Be a good autosport and fetch daddy's carburetor so he can make his joke
Hot on the heels of last year's GRID 2, Codemasters is coming back with GRID Autosport, a "celebration of pure, unadulterated motorsport." This is going to be less of an arcade racer than GRID 2 ended up being, but without drifting too far into stodgy simulation either.
We'll see if the middle ground pleases anyone on June 24. It did please me, though, despite the insurmountable damage I did to all of the cars. I am a much better driver in real life.
Grid Autosport (PlayStation 3, Xbox 360)
I don't know a lot about the finer points of racing games. That's Dale's wheelhouse. Har har.
But I do know San Francisco, so I had to put the San Francisco street course through its paces. What you have is an admirable representation of downtown -- specifically, the Ferry Building and the Bay Bridge -- that bleeds into a more forced, inaccurate version of Chinatown with race-appropriate wide streets. And San Francisco's endless hills are represented, but they are not as steep as they should be.
The result is what Grid Autosport is going for in being "not an arcade racer," but not a "clinical" sim racer, either. The landmark-pocked pastiche of San Francisco is a fun course to race on in a racing game. It's homage without being slavishly realistic.
Grid Autosport's menu is minimal, mostly black and white. There are five race styles to partake in. Touring Cars is a battle with aggressive AI on typical racetrack. Street Racing plops you down in places like San Francisco and Washington D.C.
Endurance Competitions are long (around 10 minutes) night races where you have to weigh things like tire wear into your play style decisions. Tuner has drifting and time attacks. Open-wheel puts you behind powerful, delicate machines that will see you fishtail if you take corners badly.
In career mode, you choose a discipline to race in, which can be changed at the end of each season. You join a team and worry about hitting objectives while your team AI handles things like car upgrades and your racing partner (though you can set their AI in-race). The idea is to race well and get picked up by better teams. If you decide to try (and do well in) all the disciplines, you'll be invited to a lengthy competition that includes them all together.
This is a pared down departure from Grid 2, but "without ripping the fun out of the experience." There are difficulty settings (if you are capable of playing at higher difficulty, you get more rewards and can advance through the career faster) and the Flashback rewind button for taking a mulligan on mistakes. If only that was a thing in real life.
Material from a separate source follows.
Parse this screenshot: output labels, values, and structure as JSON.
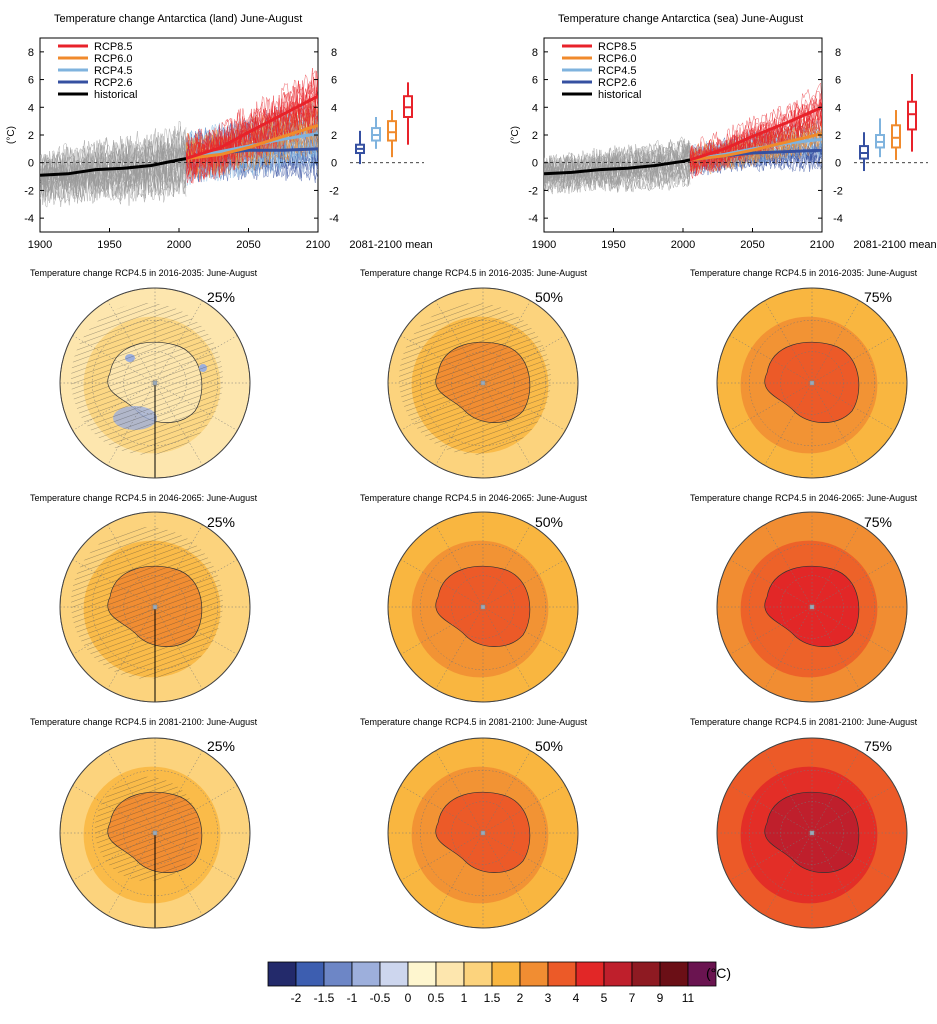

I had to use it a lot when I played. I kept taking corners just too fast or accidentally barreling into other cars while trying out Touring. I don't think I placed in the top five once. But it didn't feel insurmountable, and I think I would, as someone not well-versed, still enjoy playing and feeling out the finer points of handling and other race strategies. All the jostling was a pain when I was getting knocked about, but when I got a good handle at jostling back, it felt darn good.
I'll definitely need more practice at finding the right speeds to take different corners in open-wheel racing. I was fishtailing like crazy.
Autosport, which came about from a lot of dedicated fan feedback and collaboration with professional racers, is also doing a lot of community-focused things with Codemasters' RaceNet site. Social clubs are clan equivalents and clubs gain experience from member performance, ranking up collectively, along with custom livery and their own pages to check out the club's collective stats.
In online play, your cars earn experience used to unlock tuning options, but they also accumulate wear and tear. The cars you've been racing well with are better, but maintaining a newer car not put through its paces costs less. To go with the 12 player online play, there's also 2 player local splitscreen.
Now I'm going to go drive my real car like a real man to a real grocery store to buy some real cookies.